Fiche conseils pour la lecture des étiquettes - Pour patients dialysés

Les étiquettes :comment retrouver son chemin ! Que peuvent vous apprendre les étiquettes ?

  • À comparer plus facilement les aliments.
  • À mieux juger de la valeur nutritive des aliments.
  • À faire des choix alimentaires pour vivre sainement.


La liste d'ingrédients

Vous pouvez en tirer de nombreuses informations :

  • Elle reprend tous les ingrédients par ordre décroissant, le premier ingrédient est donc majoritaire et se trouve en plus grande quantité dans le produit fini.
  • Les ingrédients faisant partie des 14 allergènes alimentaires doivent être mis en évidence.
  • Les sucres ajoutés se cachent sous différents noms : sucre, sucre de betterave, sucre de canne, cassonade, glucose, fructose, sirops de glucose/fructose, sirop de liège, mélasse, caramel, sirop de fruits, sirop céréales (ex.: de riz, de blé, d’orge, de maïs), sirop d’érable, sirop d’agave, sirop d’artichaut de Jérusalem, sucre de coco, miel…

Quelques astuces :

  • Privilégier les listes d’ingrédients les plus courtes.
  • Privilégier les listes d’ingrédients qui contiennent uniquement des ingrédients que l’on peut avoir dans son placard.
  • Choisir une liste avec peu ou pas d’additifs et avec peu ou pas de sucres ajoutés.

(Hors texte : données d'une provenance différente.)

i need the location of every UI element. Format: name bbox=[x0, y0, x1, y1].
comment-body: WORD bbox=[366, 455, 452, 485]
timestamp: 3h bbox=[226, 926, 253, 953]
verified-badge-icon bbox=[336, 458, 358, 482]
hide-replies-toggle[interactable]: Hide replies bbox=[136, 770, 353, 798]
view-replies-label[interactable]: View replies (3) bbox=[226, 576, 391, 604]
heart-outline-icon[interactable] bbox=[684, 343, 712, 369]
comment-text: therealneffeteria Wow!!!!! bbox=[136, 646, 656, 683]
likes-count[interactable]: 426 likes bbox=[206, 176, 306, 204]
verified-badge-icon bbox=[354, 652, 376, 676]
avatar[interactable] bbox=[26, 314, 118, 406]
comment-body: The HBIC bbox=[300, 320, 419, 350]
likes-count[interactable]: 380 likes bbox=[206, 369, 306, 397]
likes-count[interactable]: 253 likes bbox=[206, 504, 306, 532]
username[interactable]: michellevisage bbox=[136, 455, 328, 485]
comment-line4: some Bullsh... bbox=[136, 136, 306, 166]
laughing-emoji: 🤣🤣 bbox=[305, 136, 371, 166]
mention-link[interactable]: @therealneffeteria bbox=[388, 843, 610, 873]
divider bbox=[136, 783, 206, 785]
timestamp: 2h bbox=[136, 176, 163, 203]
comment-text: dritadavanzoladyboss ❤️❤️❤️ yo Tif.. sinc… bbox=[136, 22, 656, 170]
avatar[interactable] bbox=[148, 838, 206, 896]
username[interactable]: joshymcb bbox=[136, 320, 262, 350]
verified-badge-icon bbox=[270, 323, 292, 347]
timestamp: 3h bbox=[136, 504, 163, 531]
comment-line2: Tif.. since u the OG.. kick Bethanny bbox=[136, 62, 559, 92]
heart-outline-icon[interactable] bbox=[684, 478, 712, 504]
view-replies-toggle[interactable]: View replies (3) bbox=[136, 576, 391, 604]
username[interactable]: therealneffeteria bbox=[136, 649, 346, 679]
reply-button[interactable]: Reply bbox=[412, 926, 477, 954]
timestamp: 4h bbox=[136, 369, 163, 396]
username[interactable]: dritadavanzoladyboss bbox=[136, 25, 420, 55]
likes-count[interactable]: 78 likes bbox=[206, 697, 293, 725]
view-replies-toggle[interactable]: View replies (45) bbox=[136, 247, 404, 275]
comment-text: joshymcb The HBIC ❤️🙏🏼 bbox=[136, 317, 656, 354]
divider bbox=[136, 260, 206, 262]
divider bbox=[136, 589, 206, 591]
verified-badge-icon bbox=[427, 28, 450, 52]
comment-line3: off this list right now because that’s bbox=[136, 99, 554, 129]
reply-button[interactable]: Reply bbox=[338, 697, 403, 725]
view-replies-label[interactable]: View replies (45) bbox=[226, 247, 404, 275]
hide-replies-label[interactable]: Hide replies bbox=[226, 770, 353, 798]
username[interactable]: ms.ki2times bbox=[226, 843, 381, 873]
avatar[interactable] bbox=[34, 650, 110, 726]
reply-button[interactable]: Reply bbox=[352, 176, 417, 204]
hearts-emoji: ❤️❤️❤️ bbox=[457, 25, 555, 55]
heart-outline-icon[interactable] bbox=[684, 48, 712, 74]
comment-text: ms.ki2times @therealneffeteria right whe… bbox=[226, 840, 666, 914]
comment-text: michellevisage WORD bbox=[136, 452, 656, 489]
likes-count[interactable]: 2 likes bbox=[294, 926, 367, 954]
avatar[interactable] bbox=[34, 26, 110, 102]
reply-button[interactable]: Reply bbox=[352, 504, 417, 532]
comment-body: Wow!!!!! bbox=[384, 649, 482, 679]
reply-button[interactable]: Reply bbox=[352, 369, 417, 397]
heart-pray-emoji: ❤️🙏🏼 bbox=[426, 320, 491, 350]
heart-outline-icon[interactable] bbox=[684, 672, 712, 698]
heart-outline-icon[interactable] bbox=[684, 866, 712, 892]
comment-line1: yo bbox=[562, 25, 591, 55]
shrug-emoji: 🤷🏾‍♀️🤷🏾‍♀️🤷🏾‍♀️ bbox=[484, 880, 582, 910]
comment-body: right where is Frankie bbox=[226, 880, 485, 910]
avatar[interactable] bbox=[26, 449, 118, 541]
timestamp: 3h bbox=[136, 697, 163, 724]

Les additifs alimentaires : attention à ce que vous mettez dans vos asiettes 

Vous pouvez les repérer facilement sur la liste d’ingrédients, soit vous y trouvez la catégorie avec le nom de l’additif, soit la catégorie avec la lettre “E” suivi de 3 chiffres.
Ils sont utilisés pour améliorer le goût, la texture, la couleur ou encore pour permettre aux produits de se conserver beaucoup plus longtemps.
Si vous voyez plein de ces “E” sur l’étiquette d’un produit, passez votre chemin !


Quels reinsegnements doivent apparaîte sur l'étiquetage nutritionnel ? 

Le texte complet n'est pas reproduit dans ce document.